Skrzypczak pogrążony w kryzysie
Mateusz Skrzypczak w poprzednim sezonie prezentował kapitalną formę, która poskutkowała zgarnięciem nagrody najlepszego obrońcy sezonu Ekstraklasy. Wyglądał na tyle dobrze, że otrzymał nawet powołanie na czerwcowe zgrupowanie reprezentacji Polski, gdzie rozegrał pełne mecze przeciwko Mołdawii (2:0) i Finlandii (1:2). Zdawało się, że jego transferem Lech Poznań trafia w dziesiątkę. Za przystępną cenę (900 tysięcy euro) Kolejorz zyskał bowiem zweryfikowanego na poziomie polskiej elity i europejskich pucharów zawodnika.

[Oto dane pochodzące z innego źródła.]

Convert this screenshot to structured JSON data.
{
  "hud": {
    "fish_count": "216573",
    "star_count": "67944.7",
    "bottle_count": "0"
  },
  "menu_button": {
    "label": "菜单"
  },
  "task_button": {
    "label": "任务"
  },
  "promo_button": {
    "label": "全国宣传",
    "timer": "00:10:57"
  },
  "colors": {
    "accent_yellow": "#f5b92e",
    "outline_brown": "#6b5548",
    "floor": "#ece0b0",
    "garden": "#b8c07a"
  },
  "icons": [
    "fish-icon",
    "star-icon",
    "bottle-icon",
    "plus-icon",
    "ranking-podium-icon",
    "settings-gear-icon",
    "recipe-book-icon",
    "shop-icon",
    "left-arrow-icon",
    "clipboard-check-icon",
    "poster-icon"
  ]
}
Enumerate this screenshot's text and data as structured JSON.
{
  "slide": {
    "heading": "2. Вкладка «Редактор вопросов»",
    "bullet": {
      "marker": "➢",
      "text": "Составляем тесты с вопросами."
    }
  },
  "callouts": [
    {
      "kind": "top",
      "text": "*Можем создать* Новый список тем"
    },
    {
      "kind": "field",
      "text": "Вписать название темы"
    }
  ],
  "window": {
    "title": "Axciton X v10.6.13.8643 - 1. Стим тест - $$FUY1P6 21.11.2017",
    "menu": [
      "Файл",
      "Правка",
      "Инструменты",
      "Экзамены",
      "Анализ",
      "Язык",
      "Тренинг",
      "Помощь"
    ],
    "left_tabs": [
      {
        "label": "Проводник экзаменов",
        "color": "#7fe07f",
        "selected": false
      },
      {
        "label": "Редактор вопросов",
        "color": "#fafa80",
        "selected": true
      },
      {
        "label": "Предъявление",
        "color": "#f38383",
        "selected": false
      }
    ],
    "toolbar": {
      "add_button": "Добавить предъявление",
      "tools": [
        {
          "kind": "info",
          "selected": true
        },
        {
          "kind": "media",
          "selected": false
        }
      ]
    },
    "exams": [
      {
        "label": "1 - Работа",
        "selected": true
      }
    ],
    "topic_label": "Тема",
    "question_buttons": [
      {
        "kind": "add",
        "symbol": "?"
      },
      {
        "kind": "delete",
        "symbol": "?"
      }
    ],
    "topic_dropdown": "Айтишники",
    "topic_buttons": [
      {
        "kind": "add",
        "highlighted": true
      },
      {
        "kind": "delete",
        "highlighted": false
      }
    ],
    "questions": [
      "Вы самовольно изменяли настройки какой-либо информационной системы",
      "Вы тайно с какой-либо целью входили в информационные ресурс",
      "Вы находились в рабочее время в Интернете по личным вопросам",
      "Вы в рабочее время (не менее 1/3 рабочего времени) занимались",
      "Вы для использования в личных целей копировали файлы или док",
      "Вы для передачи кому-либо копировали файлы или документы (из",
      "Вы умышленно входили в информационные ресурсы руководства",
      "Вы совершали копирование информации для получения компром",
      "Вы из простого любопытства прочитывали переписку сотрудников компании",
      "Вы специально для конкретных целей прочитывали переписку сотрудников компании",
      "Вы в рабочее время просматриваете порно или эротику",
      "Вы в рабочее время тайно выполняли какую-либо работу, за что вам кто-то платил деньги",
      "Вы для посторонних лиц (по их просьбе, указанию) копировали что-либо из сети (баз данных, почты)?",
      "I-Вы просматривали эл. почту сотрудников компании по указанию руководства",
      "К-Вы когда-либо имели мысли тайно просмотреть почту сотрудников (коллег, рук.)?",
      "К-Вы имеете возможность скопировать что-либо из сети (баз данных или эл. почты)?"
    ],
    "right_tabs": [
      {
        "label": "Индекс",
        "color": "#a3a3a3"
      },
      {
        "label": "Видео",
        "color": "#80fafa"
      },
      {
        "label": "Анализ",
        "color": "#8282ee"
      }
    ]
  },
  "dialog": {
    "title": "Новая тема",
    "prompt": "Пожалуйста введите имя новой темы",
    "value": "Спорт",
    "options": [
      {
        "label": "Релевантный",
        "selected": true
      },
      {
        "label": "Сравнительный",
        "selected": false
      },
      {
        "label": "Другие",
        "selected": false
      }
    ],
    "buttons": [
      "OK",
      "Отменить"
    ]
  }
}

Tymczasem od samego początku drugiej przygody z Lechem, Mateusz Skrzypczak jedynie zawodzi. Kibice coraz mocniej go krytykują – niektórzy już otwarcie domagają się jego sprzedaży. — To że Skrzypczak nie gra na takim poziomie jak grał w Jagiellonii to jasne, ale chłopak gra słabiej niż przed wyjazdem z Poznania – napisał jeden z kibiców na platformie „X”. — Nie pamiętam, który środkowy obrońca prezentował się w Lechu gorzej niż Mateusz Skrzypczak. Nawet Djordje Crnomarković wyglądał pewniej – dodał Dominik Stachowiak z WP Sportowych Faktów.
— Czas zakończyć projekt pn. „Mateusz Skrzypczak”. I to już zimą – czytamy u kolejnego z kibiców, którego wpis zgromadził ponad 170 polubień. O analizę sytuacji poznańskich defensorów pokusił się również serwis KKSLech.com. — Antonio Milić to za mało, forma Alexa Douglasa jest chwiejna, a Mateusz Skrzypczak jest po prostu fatalny, kibice mają już go dość i chętnie odesłaliby go do Jagiellonii Białystok, gdzie Adrian Siemieniec potrafił zrobić z niego chociaż solidnego stopera.